抱きしめ合いながら泣き続けていると、ガチャガチャと音がして、部屋の扉が激しく開かれた。誰が来たのか、見なくても分かっていたが、渋々顔を上げる。
「折角、来実を殺さずに生かしてやったというのに、恩を仇で返してくるとはな」
本部長は、怒りで引きつった笑みを浮かべながら、ずかずかと部屋に入って来た。そして、私の肩を掴んで、来実から引き離すと、今度は胸倉を掴まれ、壁に押し付けられる。
「来実を助けてくれたのは、貴方じゃなくて、所長でしょう」
そのまま睨み合っていると、遅れて所長がやって来た。
「何をしてるんですか!」
この状況に、彼は焦った様子で声を荒げ、本部長を突き飛ばした。
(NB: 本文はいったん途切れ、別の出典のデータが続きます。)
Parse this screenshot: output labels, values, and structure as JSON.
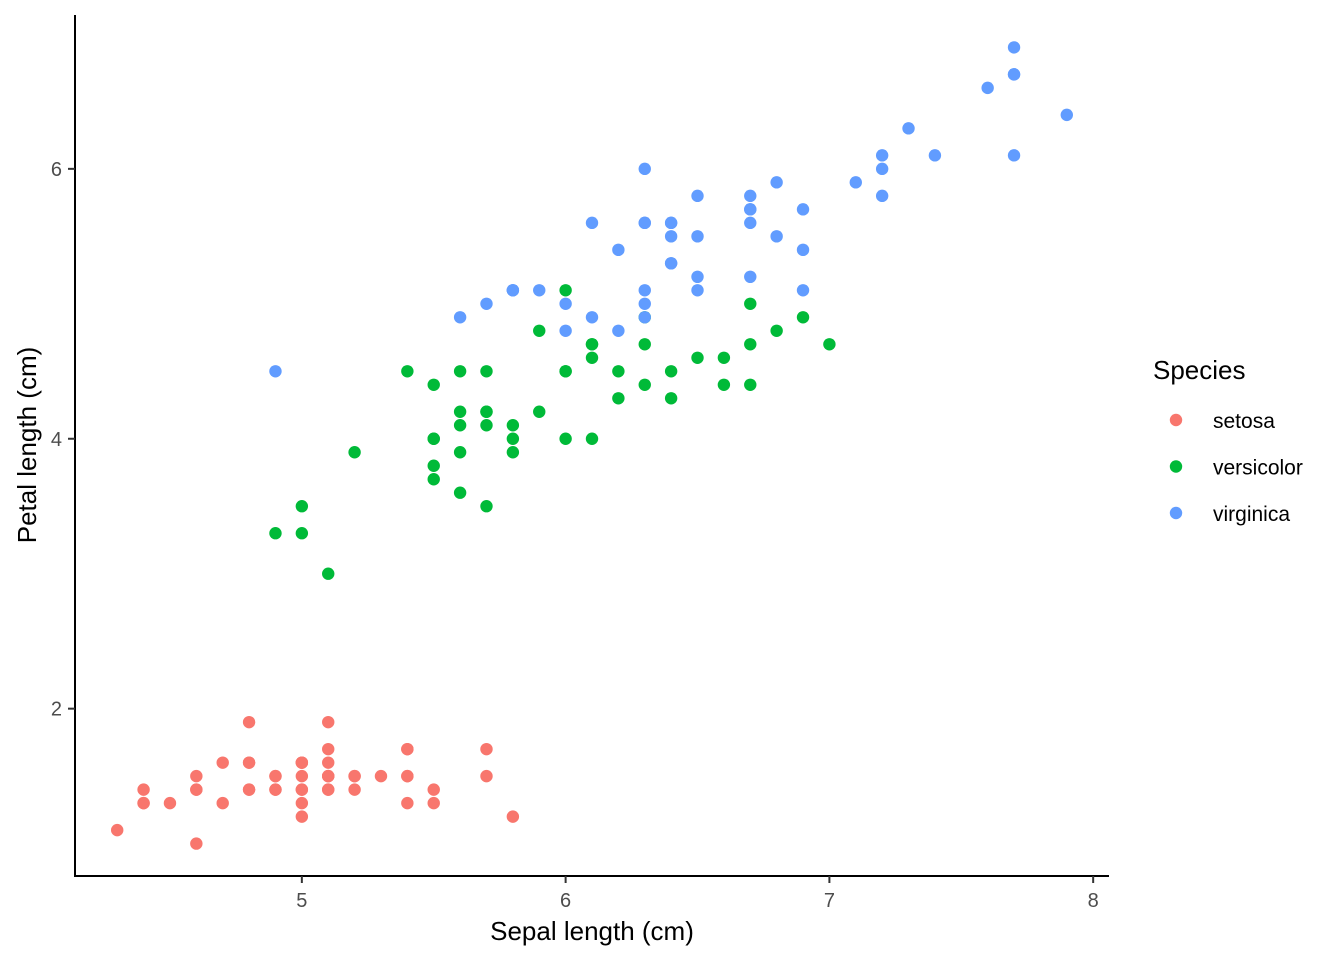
{
  "chart_data": {
    "type": "scatter",
    "title": "",
    "xlabel": "Sepal length (cm)",
    "ylabel": "Petal length (cm)",
    "xlim": [
      4.14,
      8.06
    ],
    "ylim": [
      0.76,
      7.14
    ],
    "x_ticks": [
      5,
      6,
      7,
      8
    ],
    "y_ticks": [
      2,
      4,
      6
    ],
    "x_tick_labels": [
      "5",
      "6",
      "7",
      "8"
    ],
    "y_tick_labels": [
      "2",
      "4",
      "6"
    ],
    "grid": false,
    "legend": {
      "title": "Species",
      "position": "right"
    },
    "series": [
      {
        "name": "setosa",
        "color": "#F8766D",
        "points": [
          [
            5.1,
            1.4
          ],
          [
            4.9,
            1.4
          ],
          [
            4.7,
            1.3
          ],
          [
            4.6,
            1.5
          ],
          [
            5.0,
            1.4
          ],
          [
            5.4,
            1.7
          ],
          [
            4.6,
            1.4
          ],
          [
            5.0,
            1.5
          ],
          [
            4.4,
            1.4
          ],
          [
            4.9,
            1.5
          ],
          [
            5.4,
            1.5
          ],
          [
            4.8,
            1.6
          ],
          [
            4.8,
            1.4
          ],
          [
            4.3,
            1.1
          ],
          [
            5.8,
            1.2
          ],
          [
            5.7,
            1.5
          ],
          [
            5.4,
            1.3
          ],
          [
            5.1,
            1.4
          ],
          [
            5.7,
            1.7
          ],
          [
            5.1,
            1.5
          ],
          [
            5.4,
            1.7
          ],
          [
            5.1,
            1.5
          ],
          [
            4.6,
            1.0
          ],
          [
            5.1,
            1.7
          ],
          [
            4.8,
            1.9
          ],
          [
            5.0,
            1.6
          ],
          [
            5.0,
            1.6
          ],
          [
            5.2,
            1.5
          ],
          [
            5.2,
            1.4
          ],
          [
            4.7,
            1.6
          ],
          [
            4.8,
            1.6
          ],
          [
            5.4,
            1.5
          ],
          [
            5.2,
            1.5
          ],
          [
            5.5,
            1.4
          ],
          [
            4.9,
            1.5
          ],
          [
            5.0,
            1.2
          ],
          [
            5.5,
            1.3
          ],
          [
            4.9,
            1.4
          ],
          [
            4.4,
            1.3
          ],
          [
            5.1,
            1.5
          ],
          [
            5.0,
            1.3
          ],
          [
            4.5,
            1.3
          ],
          [
            4.4,
            1.3
          ],
          [
            5.0,
            1.6
          ],
          [
            5.1,
            1.9
          ],
          [
            4.8,
            1.4
          ],
          [
            5.1,
            1.6
          ],
          [
            4.6,
            1.4
          ],
          [
            5.3,
            1.5
          ],
          [
            5.0,
            1.4
          ]
        ]
      },
      {
        "name": "versicolor",
        "color": "#00BA38",
        "points": [
          [
            7.0,
            4.7
          ],
          [
            6.4,
            4.5
          ],
          [
            6.9,
            4.9
          ],
          [
            5.5,
            4.0
          ],
          [
            6.5,
            4.6
          ],
          [
            5.7,
            4.5
          ],
          [
            6.3,
            4.7
          ],
          [
            4.9,
            3.3
          ],
          [
            6.6,
            4.6
          ],
          [
            5.2,
            3.9
          ],
          [
            5.0,
            3.5
          ],
          [
            5.9,
            4.2
          ],
          [
            6.0,
            4.0
          ],
          [
            6.1,
            4.7
          ],
          [
            5.6,
            3.6
          ],
          [
            6.7,
            4.4
          ],
          [
            5.6,
            4.5
          ],
          [
            5.8,
            4.1
          ],
          [
            6.2,
            4.5
          ],
          [
            5.6,
            3.9
          ],
          [
            5.9,
            4.8
          ],
          [
            6.1,
            4.0
          ],
          [
            6.3,
            4.9
          ],
          [
            6.1,
            4.7
          ],
          [
            6.4,
            4.3
          ],
          [
            6.6,
            4.4
          ],
          [
            6.8,
            4.8
          ],
          [
            6.7,
            5.0
          ],
          [
            6.0,
            4.5
          ],
          [
            5.7,
            3.5
          ],
          [
            5.5,
            3.8
          ],
          [
            5.5,
            3.7
          ],
          [
            5.8,
            3.9
          ],
          [
            6.0,
            5.1
          ],
          [
            5.4,
            4.5
          ],
          [
            6.0,
            4.5
          ],
          [
            6.7,
            4.7
          ],
          [
            6.3,
            4.4
          ],
          [
            5.6,
            4.1
          ],
          [
            5.5,
            4.0
          ],
          [
            5.5,
            4.4
          ],
          [
            6.1,
            4.6
          ],
          [
            5.8,
            4.0
          ],
          [
            5.0,
            3.3
          ],
          [
            5.6,
            4.2
          ],
          [
            5.7,
            4.2
          ],
          [
            5.7,
            4.2
          ],
          [
            6.2,
            4.3
          ],
          [
            5.1,
            3.0
          ],
          [
            5.7,
            4.1
          ]
        ]
      },
      {
        "name": "virginica",
        "color": "#619CFF",
        "points": [
          [
            6.3,
            6.0
          ],
          [
            5.8,
            5.1
          ],
          [
            7.1,
            5.9
          ],
          [
            6.3,
            5.6
          ],
          [
            6.5,
            5.8
          ],
          [
            7.6,
            6.6
          ],
          [
            4.9,
            4.5
          ],
          [
            7.3,
            6.3
          ],
          [
            6.7,
            5.8
          ],
          [
            7.2,
            6.1
          ],
          [
            6.5,
            5.1
          ],
          [
            6.4,
            5.3
          ],
          [
            6.8,
            5.5
          ],
          [
            5.7,
            5.0
          ],
          [
            5.8,
            5.1
          ],
          [
            6.4,
            5.3
          ],
          [
            6.5,
            5.5
          ],
          [
            7.7,
            6.7
          ],
          [
            7.7,
            6.9
          ],
          [
            6.0,
            5.0
          ],
          [
            6.9,
            5.7
          ],
          [
            5.6,
            4.9
          ],
          [
            7.7,
            6.7
          ],
          [
            6.3,
            4.9
          ],
          [
            6.7,
            5.7
          ],
          [
            7.2,
            6.0
          ],
          [
            6.2,
            4.8
          ],
          [
            6.1,
            4.9
          ],
          [
            6.4,
            5.6
          ],
          [
            7.2,
            5.8
          ],
          [
            7.4,
            6.1
          ],
          [
            7.9,
            6.4
          ],
          [
            6.4,
            5.6
          ],
          [
            6.3,
            5.1
          ],
          [
            6.1,
            5.6
          ],
          [
            7.7,
            6.1
          ],
          [
            6.3,
            5.6
          ],
          [
            6.4,
            5.5
          ],
          [
            6.0,
            4.8
          ],
          [
            6.9,
            5.4
          ],
          [
            6.7,
            5.6
          ],
          [
            6.9,
            5.1
          ],
          [
            5.8,
            5.1
          ],
          [
            6.8,
            5.9
          ],
          [
            6.7,
            5.7
          ],
          [
            6.7,
            5.2
          ],
          [
            6.3,
            5.0
          ],
          [
            6.5,
            5.2
          ],
          [
            6.2,
            5.4
          ],
          [
            5.9,
            5.1
          ]
        ]
      }
    ]
  }
}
解放された私は、背中を壁に引きずりながら座り込む。
「去果」
所長はそばにしゃがんで、心配そうに顔を覗き込んできた。そして、はっと目を見開くと、本部長を鋭く睨みつける。
「貴方が泣かせたんですか?」
「人聞きの悪いことを言うな」
あれだけ泣いていたのだから、私の頬には涙の跡がしっかりと残っていた。それを見て、本部長が泣かせたのだと勘違いしたのだろう。
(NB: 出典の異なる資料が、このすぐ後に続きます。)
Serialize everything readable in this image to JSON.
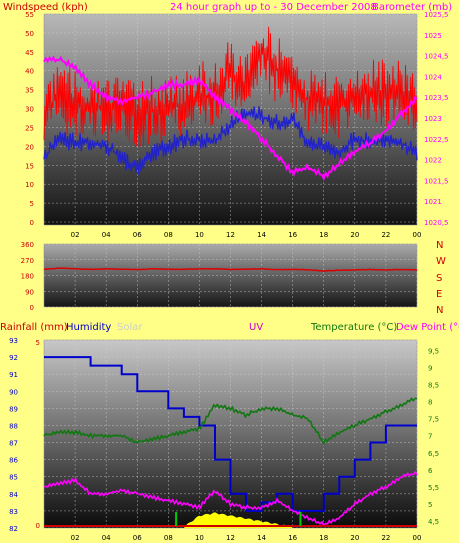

所長はまだ疑っているようで、本部長を睨み続けていた。
「去果。君は来実のそばにいなさい」
目が合うと、彼は促すように頷いた。私は立ち上がり、来実のそばに寄る。本部長を止めようとしたのか、彼女は上体を起こしていた。その身体を支える腕は震えていて、今にも崩れてしまいそうだ。
「大丈夫? 横になった方が良いわ」
「うん……」
背中を支えながら、彼女の身体をそっと横にする。その間に、所長と本部長は対峙していた。来実の手を握りながら、二人の会話に耳を傾ける。
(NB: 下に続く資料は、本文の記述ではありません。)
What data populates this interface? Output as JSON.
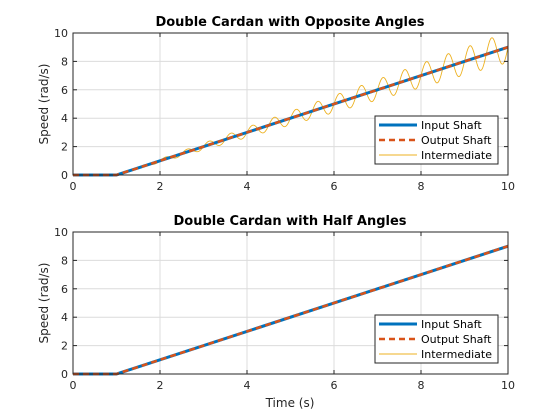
{
  "chart_data": [
    {
      "type": "line",
      "title": "Double Cardan with Opposite Angles",
      "xlabel": "",
      "ylabel": "Speed (rad/s)",
      "xlim": [
        0,
        10
      ],
      "ylim": [
        0,
        10
      ],
      "xticks": [
        0,
        2,
        4,
        6,
        8,
        10
      ],
      "yticks": [
        0,
        2,
        4,
        6,
        8,
        10
      ],
      "grid": true,
      "legend_position": "bottom-right",
      "intermediate_oscillation": {
        "amplitude_factor": 0.12,
        "frequency_hz": 1.0
      },
      "series": [
        {
          "name": "Input Shaft",
          "color": "#0072BD",
          "style": "solid",
          "x": [
            0,
            1,
            10
          ],
          "y": [
            0,
            0,
            9
          ]
        },
        {
          "name": "Output Shaft",
          "color": "#D95319",
          "style": "dashed",
          "x": [
            0,
            1,
            10
          ],
          "y": [
            0,
            0,
            9
          ]
        },
        {
          "name": "Intermediate",
          "color": "#EDB120",
          "style": "thin",
          "x": [
            0,
            1,
            10
          ],
          "y": [
            0,
            0,
            9
          ]
        }
      ]
    },
    {
      "type": "line",
      "title": "Double Cardan with Half Angles",
      "xlabel": "Time (s)",
      "ylabel": "Speed (rad/s)",
      "xlim": [
        0,
        10
      ],
      "ylim": [
        0,
        10
      ],
      "xticks": [
        0,
        2,
        4,
        6,
        8,
        10
      ],
      "yticks": [
        0,
        2,
        4,
        6,
        8,
        10
      ],
      "grid": true,
      "legend_position": "bottom-right",
      "intermediate_oscillation": {
        "amplitude_factor": 0.008,
        "frequency_hz": 1.0
      },
      "series": [
        {
          "name": "Input Shaft",
          "color": "#0072BD",
          "style": "solid",
          "x": [
            0,
            1,
            10
          ],
          "y": [
            0,
            0,
            9
          ]
        },
        {
          "name": "Output Shaft",
          "color": "#D95319",
          "style": "dashed",
          "x": [
            0,
            1,
            10
          ],
          "y": [
            0,
            0,
            9
          ]
        },
        {
          "name": "Intermediate",
          "color": "#EDB120",
          "style": "thin",
          "x": [
            0,
            1,
            10
          ],
          "y": [
            0,
            0,
            9
          ]
        }
      ]
    }
  ]
}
「遅かったじゃないか。大事な娘を守りたいなら、走って来たらどうだ?」
「私が走れないことを知っていて、嫌味ですか?」
走れない? 本部長が何も言わないところを見ると、嘘ではなさそうだが、どういうことだろう。彼の足は悪くないはずだが。
「いい加減、諦めたらどうですか。彼女たちの実験が失敗したと言うなら、ここまで執着する必要はないでしょう。彼女たちを自由にしてあげてはどうですか」
「お前とあいつを特別扱いして、自由にさせた結果、どうなったのか。お前が一番知っているだろう。自分の娘が、自分と同じ末路を辿るのを見たいのか?」
「いいえ。同じ結末にさせないために、私がいるんだ」
その言葉に、私も本部長も息を呑んだ。所長の覚悟を感じたのだ。
「続きは外で話しましょう。邪魔をするのは野暮だ」
そう言うと、彼は扉の方へと歩き出した。本部長はちらりとこちらを睨んでから、フンと鼻を鳴らして去っていく。部屋には、私と来実だけになった。
「去果」
「なあに?」
来実の目線の高さに合わせて、膝立ちになる。すると、彼女は腕を伸ばして、私の頬に残った涙の跡を拭った。
「もう二度と、会えないんじゃないかと、思ってた。だから、また、去果の顔が見られて、本当に、嬉しい」
途切れ途切れに伝えられた言葉に、また泣きそうになる。だが、何とか涙を堪えて、私は精一杯微笑んだ。